The official said there were indications that the body may have been dismembered. Turkish authorities have gathered personal effects and clothes of Khashoggi to obtain his DNA as they request access to the diplomatic buildings. They are also in possession of two cellphones that his fiancee said he left outside with her before entering the consulate. He was also wearing an Apple Watch the day he disappeared, said one person familiar with the investigation.

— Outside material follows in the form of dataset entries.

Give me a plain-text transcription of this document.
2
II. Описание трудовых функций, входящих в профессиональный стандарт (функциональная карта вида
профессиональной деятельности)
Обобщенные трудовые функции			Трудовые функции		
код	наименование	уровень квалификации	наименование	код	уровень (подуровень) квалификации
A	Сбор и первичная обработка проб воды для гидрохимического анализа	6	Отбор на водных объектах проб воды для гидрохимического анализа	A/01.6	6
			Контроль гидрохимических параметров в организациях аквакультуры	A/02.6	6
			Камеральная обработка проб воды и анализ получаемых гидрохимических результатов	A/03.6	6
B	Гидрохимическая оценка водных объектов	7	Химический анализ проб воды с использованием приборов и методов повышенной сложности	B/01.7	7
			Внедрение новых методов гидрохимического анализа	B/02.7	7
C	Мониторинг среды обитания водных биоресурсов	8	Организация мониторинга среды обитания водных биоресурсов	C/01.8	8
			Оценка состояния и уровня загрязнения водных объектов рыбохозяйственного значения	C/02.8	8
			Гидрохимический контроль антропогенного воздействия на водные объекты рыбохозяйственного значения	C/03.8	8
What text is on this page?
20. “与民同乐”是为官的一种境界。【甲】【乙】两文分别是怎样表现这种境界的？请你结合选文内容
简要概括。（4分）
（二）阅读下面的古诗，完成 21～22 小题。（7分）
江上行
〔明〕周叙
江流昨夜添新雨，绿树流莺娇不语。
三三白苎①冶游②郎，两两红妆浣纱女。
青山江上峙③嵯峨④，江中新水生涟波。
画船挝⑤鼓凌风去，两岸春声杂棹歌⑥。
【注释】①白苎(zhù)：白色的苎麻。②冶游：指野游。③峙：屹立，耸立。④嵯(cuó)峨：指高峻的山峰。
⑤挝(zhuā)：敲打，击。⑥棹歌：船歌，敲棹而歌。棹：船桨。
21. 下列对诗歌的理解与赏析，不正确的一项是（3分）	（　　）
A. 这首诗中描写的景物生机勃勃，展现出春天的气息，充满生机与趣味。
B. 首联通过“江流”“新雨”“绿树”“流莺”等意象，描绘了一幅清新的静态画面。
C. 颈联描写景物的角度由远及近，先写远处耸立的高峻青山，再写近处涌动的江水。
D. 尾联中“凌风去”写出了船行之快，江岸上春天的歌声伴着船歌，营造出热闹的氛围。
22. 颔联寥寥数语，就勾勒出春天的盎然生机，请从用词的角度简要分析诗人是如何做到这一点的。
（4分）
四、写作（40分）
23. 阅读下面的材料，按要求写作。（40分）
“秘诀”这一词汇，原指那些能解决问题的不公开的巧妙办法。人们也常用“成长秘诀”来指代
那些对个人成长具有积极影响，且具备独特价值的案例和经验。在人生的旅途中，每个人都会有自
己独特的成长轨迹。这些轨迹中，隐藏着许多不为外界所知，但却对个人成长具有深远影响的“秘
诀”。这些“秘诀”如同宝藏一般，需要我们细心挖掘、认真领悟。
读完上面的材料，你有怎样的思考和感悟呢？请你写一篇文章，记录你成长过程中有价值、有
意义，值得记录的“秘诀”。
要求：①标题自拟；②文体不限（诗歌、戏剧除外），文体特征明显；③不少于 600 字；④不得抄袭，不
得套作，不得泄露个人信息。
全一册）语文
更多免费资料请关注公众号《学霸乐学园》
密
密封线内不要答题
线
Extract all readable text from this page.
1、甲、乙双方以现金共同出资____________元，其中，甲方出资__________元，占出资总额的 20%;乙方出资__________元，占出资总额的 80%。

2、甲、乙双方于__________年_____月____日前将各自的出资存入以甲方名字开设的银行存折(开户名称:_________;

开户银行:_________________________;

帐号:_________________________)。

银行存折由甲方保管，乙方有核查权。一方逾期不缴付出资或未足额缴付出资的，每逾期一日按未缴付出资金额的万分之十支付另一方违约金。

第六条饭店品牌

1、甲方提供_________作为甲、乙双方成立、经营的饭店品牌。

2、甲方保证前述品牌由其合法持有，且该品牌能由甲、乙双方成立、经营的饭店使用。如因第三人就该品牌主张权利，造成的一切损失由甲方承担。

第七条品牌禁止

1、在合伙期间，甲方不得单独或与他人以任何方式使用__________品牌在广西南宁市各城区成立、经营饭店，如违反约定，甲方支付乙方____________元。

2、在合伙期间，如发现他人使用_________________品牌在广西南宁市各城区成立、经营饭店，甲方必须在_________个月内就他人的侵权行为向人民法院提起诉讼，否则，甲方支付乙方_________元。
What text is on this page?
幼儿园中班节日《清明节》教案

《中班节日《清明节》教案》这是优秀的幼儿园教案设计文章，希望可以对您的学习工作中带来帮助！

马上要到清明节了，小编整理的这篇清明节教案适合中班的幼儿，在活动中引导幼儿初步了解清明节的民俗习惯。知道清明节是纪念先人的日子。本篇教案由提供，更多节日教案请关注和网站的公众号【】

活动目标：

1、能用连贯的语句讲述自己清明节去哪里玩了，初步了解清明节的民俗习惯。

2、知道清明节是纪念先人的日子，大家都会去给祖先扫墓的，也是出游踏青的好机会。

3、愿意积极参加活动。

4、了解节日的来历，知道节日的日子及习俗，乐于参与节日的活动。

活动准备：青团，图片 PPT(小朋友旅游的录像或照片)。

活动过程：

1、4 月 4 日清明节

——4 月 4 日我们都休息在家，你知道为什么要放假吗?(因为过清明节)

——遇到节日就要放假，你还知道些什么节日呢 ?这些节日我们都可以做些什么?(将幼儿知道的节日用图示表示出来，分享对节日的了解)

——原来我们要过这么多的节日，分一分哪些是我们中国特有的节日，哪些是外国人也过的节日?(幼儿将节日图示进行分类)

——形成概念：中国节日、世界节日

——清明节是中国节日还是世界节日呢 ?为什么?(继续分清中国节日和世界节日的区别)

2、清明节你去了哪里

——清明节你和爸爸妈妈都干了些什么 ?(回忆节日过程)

Apple Watches can track data such as the wearer’s heart rate.
The video shows a private jet that Turkish authorities say the men used landing at the airport. It arrives at 3:28 a.m. with nine people on board, the video shows. They then checked in at Mövenpick Hotel Istanbul, a short drive from the consulate.
At the Mövenpick earlier in the week, management would not confirm or deny that the hotel was part of police investigations. But one hotel worker said Turkish authorities had visited several days earlier to look into guests who arrived Oct. 2.
Other members of the purported Saudi team arrived at “different times,” according to the video.
Some members reportedly stayed at a Wyndham Grand hotel in Istanbul.
The video gives insight into Khashoggi’s disappearance. However, The Post cannot fully verify its authenticity; the video is highly edited and contains inconsistencies.
Video time stamps show a black Mercedes Vito leaving the Saudi consulate a minute before it arrives at the consul general’s house. The person who provided the video said authorities are aware of that inconsistency and said one of the camera’s timers was not accurate.
He said the video was prepared by Turkish authorities “for internal purposes.” The covered carports at both the consul general’s house and the consulate shield from the cameras who is entering and exiting the cars.
Hatice Cengiz, Khashoggi’s fiancee, said the figure entering the consulate appears to be Khashoggi and the figure is dressed as she last saw him. She waited outside after he went in.
Cengiz said the figure seen in the video pacing outside while on the phone could be her, but she cannot be sure. It is too distant to be clear, she said.